Kroger wants self-driving cars to deliver your groceries to you at home and is reportedly looking to introduce driverless cars for the task, which would let customers order their groceries from the supermarket chain and allow Kroger to get those orders out to the owners who paid for them without having to factor in more human labor. Kroger is partnering up with autonomous car company Nuro for the initiative and will use its cars to handle the deliveries. This will be in addition to the online ordering initiative it’s going to be setting up with a company called Ocado, which is a British online grocer that it invested in back in May of 2018.
Kroger’s goal is to aggressively roll out its driverless car grocery delivery services sometime later this year. A Fall time frame was noted but no exact dates were given, nor where there any exact locations mentioned in regards to where the service will be available to customers. Kroger did state however, that the areas where the service will spring up will be in regions of the U.S. which it will build its Ocado warehouses as well as regions which are removed from the warehouses by a fair distance. When things begin this Fall though it’s also worth noting that the technology won’t be getting rolled out completely, rather, Kroger will merely be testing the technology at first.

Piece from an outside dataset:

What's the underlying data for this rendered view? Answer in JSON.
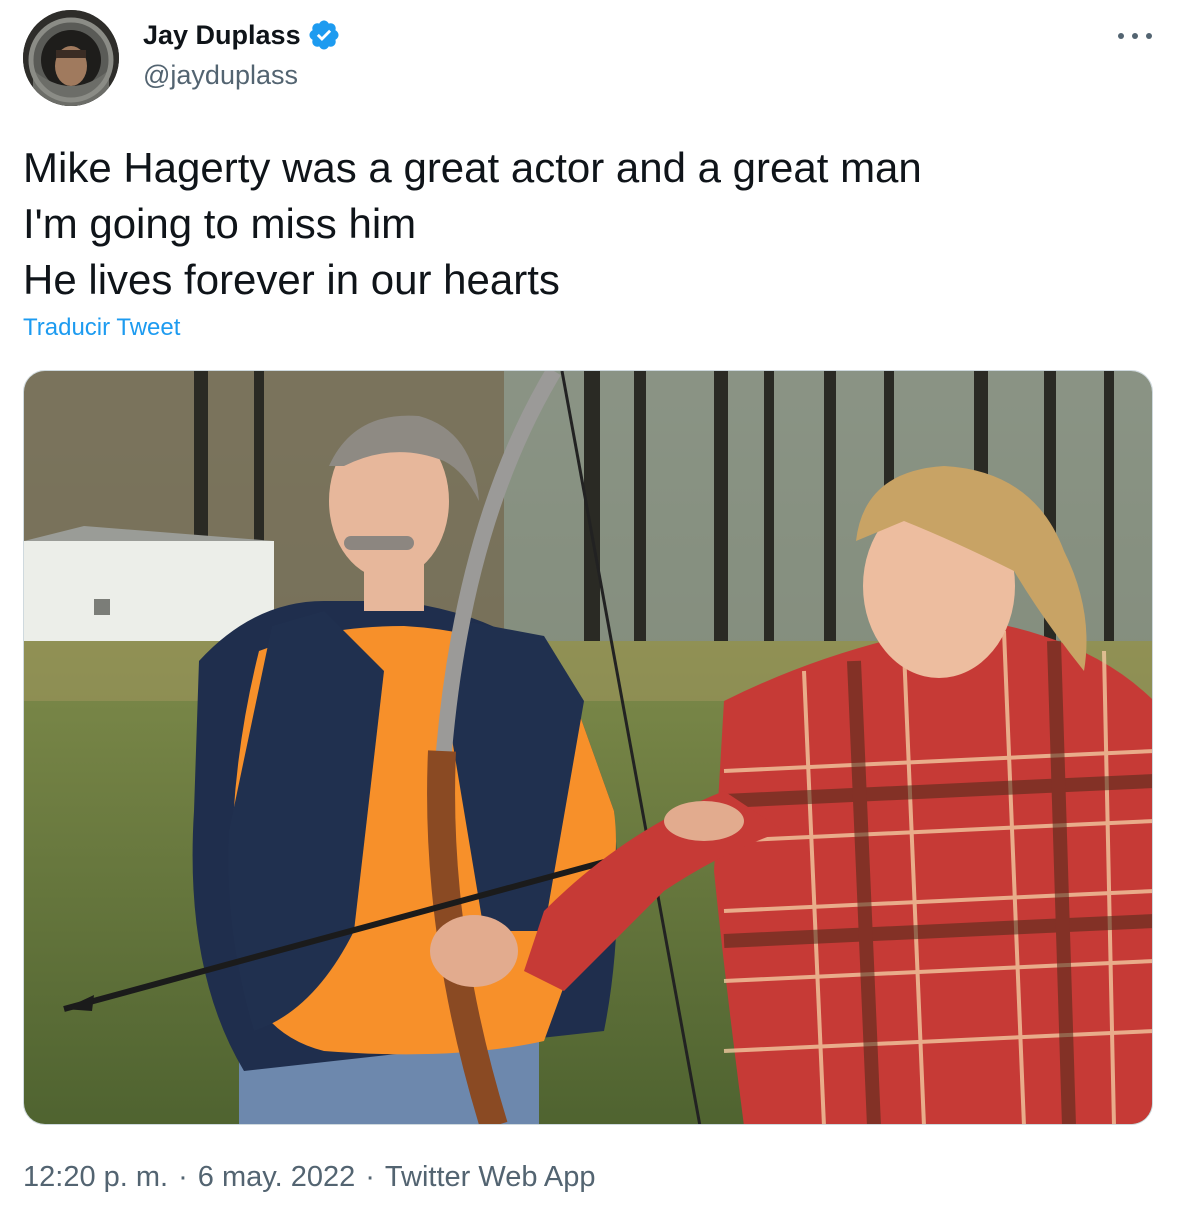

While things may be starting off slow, Kroger has big plans for the autonomous grocery delivery service it wants to offer, and boasts that consumers can expect the service to cover 100-percent of the U.S. at some point in the future. With Kroger looking to aggressively push this new service out it’s possible that it will be offered in more places much quicker than expected. Kroger did not mention how long it would be testing the technology out before it finalizes things, or what it would cost to place and order and have it delivered via this method.